Imagino qual seria a reação desse indivíduo se eu lhe dissesse que nada disso aconteceu. «Ah, como assim?», dirá, exaltando-se. «Você está querendo me dizer que todos esses protestos enfurecidos estão ocorrendo sem nenhuma causa?» Não exatamente. Não iria tão longe a ponto de negar o princípio de causalidade. É evidente que, se esses protestos ocorrem, têm alguma causa. O que quero dizer é simplesmente que a causa não pode ser apreendida a partir dos protestos, e que, a despeito das ações do movimento estudantil sucedidas desde o dia 27 de outubro, nem a PM, nem o reitor violaram os direitos ou liberdades básicas de quem quer que fosse. A PM cometeu uma ilegalidade, qual seja, a não identificação dos policiais no momento da desocupação. Quanto aos grupos fascistas, se existem, são uma reação às ações extremadas do movimento estudantil, e não o contrário (basta ver isso aqui). «Ora, então você está afirmando que os estudantes começaram protestos radicais sem razão para fazê-lo?» Sim, é o que estou afirmando.
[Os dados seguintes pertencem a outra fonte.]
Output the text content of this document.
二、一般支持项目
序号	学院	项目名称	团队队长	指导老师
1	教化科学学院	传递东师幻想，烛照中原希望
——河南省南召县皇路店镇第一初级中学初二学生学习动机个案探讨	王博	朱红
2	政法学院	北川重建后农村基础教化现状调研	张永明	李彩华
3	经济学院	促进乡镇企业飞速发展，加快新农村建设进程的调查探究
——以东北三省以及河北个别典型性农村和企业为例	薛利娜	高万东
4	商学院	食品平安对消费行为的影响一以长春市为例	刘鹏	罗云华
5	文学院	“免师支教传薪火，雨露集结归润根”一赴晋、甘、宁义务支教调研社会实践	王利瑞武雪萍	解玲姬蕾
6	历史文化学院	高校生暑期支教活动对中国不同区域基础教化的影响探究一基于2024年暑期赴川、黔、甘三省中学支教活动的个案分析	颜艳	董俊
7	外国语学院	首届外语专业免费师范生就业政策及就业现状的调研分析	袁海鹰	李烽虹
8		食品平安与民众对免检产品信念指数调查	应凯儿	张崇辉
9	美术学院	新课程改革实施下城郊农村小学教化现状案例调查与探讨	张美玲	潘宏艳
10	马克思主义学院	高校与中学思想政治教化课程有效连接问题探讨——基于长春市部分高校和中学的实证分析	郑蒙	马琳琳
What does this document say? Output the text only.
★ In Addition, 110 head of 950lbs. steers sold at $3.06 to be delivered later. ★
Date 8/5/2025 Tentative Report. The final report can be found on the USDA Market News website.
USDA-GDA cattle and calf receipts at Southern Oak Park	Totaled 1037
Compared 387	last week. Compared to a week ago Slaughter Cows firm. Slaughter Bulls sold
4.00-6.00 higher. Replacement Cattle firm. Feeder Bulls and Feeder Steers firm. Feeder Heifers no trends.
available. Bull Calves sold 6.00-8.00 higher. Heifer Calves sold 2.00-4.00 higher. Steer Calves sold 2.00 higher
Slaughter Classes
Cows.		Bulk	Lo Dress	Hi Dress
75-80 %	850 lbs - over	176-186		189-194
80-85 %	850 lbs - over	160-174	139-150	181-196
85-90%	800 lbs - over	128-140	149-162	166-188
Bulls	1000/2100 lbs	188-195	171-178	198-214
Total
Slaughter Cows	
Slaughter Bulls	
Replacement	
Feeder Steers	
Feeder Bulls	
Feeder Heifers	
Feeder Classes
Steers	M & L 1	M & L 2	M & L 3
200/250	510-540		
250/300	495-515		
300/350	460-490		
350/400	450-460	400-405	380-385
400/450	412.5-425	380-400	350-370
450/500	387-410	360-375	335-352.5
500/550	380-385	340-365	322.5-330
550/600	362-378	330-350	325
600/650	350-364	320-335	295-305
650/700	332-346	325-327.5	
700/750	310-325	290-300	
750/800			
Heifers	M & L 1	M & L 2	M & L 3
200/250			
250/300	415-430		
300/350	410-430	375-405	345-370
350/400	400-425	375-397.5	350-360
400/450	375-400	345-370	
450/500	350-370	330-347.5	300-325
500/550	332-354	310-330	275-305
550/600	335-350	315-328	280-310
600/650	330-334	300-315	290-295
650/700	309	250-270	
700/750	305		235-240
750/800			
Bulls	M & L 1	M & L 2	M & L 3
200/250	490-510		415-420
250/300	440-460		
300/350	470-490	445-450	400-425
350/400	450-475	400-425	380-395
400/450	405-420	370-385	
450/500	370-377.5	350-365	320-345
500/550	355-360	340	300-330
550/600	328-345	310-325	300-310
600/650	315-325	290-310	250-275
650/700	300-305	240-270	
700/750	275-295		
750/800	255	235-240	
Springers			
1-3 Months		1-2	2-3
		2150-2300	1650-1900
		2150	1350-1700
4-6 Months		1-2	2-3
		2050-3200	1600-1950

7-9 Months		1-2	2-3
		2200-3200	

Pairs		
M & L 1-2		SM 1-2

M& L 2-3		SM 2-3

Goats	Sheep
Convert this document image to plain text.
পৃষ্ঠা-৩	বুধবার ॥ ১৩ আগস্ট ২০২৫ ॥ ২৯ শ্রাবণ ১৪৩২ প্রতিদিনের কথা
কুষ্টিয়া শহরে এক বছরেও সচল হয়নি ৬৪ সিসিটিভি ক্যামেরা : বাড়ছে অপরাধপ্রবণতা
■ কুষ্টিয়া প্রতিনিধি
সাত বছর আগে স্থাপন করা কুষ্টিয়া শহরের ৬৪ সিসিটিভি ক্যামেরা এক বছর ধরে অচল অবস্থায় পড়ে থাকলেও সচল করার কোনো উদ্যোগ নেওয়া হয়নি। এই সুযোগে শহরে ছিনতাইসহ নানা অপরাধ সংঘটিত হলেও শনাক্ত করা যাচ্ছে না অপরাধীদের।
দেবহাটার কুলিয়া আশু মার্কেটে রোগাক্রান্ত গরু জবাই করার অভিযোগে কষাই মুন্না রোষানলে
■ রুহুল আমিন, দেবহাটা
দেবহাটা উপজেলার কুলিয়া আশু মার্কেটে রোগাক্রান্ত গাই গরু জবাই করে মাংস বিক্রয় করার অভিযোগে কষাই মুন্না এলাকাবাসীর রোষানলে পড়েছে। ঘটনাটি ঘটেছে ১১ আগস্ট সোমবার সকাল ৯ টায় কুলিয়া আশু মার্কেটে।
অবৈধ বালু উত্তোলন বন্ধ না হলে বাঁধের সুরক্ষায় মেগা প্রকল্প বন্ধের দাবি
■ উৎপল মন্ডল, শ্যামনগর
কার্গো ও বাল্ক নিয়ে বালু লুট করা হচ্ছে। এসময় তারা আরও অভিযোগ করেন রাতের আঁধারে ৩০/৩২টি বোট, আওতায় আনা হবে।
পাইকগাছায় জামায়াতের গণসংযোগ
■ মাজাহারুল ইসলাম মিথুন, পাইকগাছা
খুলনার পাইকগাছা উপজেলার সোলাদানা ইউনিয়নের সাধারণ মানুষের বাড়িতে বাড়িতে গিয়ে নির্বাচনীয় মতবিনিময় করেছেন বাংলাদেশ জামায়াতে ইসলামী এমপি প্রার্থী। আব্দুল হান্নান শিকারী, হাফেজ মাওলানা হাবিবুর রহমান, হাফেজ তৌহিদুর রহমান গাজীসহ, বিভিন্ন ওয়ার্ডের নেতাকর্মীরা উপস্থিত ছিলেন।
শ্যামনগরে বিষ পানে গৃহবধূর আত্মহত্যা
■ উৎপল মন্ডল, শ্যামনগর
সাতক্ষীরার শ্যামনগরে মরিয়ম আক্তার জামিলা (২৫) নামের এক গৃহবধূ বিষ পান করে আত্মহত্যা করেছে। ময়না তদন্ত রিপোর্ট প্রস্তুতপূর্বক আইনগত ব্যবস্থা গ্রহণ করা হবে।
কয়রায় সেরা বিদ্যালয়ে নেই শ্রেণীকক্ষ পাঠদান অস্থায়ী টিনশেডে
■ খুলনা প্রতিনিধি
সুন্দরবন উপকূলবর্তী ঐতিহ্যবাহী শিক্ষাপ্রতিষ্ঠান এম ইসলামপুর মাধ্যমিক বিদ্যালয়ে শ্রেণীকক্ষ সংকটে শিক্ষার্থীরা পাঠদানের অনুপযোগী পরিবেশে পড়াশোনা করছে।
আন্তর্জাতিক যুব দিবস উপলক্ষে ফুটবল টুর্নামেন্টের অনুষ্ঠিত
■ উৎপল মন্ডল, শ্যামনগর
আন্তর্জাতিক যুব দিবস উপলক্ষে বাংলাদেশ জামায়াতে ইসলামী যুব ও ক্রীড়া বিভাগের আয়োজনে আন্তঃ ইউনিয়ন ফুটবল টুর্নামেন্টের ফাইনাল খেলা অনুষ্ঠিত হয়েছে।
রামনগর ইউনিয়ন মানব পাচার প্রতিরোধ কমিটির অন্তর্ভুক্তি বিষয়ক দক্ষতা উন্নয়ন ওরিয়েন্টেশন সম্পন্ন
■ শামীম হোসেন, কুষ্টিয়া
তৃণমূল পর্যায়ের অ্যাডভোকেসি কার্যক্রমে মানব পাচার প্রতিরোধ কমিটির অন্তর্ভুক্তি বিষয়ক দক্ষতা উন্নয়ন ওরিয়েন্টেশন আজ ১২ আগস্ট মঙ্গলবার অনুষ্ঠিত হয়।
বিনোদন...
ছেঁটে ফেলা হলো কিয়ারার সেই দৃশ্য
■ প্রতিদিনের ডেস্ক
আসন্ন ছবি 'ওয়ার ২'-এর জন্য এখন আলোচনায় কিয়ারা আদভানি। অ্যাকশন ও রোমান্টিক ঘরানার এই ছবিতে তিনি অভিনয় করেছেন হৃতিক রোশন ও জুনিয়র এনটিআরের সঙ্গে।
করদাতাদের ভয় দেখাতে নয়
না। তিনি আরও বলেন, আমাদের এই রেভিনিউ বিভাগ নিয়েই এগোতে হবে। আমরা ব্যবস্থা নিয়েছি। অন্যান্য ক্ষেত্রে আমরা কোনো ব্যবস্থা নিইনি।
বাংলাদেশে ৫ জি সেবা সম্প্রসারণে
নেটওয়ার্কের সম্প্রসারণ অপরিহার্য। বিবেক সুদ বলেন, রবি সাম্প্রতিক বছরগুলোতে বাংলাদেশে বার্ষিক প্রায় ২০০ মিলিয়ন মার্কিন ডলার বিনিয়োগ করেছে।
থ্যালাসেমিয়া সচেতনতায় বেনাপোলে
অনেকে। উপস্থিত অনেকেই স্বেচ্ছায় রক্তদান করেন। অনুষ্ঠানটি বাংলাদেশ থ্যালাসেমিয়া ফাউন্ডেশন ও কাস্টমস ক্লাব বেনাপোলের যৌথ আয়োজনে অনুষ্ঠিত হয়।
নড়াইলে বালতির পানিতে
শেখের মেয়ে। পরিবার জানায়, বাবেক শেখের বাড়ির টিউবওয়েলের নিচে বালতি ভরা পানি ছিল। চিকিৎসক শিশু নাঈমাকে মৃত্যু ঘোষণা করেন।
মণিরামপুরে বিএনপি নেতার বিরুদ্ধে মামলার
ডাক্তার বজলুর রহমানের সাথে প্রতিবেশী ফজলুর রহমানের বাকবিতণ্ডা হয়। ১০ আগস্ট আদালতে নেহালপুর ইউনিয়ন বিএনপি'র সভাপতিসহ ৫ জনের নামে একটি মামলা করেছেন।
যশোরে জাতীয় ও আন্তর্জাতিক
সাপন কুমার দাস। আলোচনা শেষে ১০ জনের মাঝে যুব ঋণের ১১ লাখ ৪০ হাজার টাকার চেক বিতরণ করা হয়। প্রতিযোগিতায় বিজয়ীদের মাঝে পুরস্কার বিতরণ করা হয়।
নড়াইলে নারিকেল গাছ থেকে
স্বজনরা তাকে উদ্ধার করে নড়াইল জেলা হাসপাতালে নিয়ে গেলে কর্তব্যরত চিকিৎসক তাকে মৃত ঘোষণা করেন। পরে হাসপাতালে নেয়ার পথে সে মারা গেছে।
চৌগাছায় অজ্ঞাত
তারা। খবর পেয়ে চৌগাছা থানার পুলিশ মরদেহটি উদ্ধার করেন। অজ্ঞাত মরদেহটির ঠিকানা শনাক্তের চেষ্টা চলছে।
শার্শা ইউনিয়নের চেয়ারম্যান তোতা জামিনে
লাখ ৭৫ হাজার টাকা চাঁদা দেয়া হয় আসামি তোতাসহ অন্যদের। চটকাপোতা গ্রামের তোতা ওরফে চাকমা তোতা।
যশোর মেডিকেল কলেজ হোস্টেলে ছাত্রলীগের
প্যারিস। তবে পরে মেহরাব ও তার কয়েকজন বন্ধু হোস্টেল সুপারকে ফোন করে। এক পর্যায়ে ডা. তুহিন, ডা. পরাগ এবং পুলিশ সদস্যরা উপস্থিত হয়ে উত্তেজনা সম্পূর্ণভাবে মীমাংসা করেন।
É preciso fazer três esclarecimentos. Em primeiro lugar, (1) os principais responsáveis pelos atos ilegítimos de ocupação dos dois prédios, piquetes, cadeiraços e atos afins são estudantes radicais ligados a partidos extremistas. Esses estudantes não representam a maioria dos estudantes da USP. Possivelmente, não representam nem suas famílias. Em segundo lugar, (2) a afirmação de que as referidas manifestações radicais do movimento estudantil são «ilegítimas» não implica em uma condenação a toda e qualquer manifestação radical. Não estou, portanto, dizendo que a contestação fora dos limites institucionais seja, por si só, ilegítima (devo este esclarecimento ao Lucas e Renato). Pelo contrário, em muitos casos ela é fundamental. Em uma democracia, diversos direitos são adquiridos graças à luta de movimentos atuando no limiar da lei. No entanto, as manifestações que se sucederam a partir do dia 27 de outubro, notadamente as ocupações, os piquetes e o cadeiraço, são, sob quaisquer pontos de vista, ilegítimas. São atos autoritários, que atentam contra os direitos de outrem e não são apoiados nem pela maioria dos estudantes, nem pela instituição que, supostamente, representa-os, o DCE. Além de tudo isso, suas reivindicações são vagas e mudam constantemente.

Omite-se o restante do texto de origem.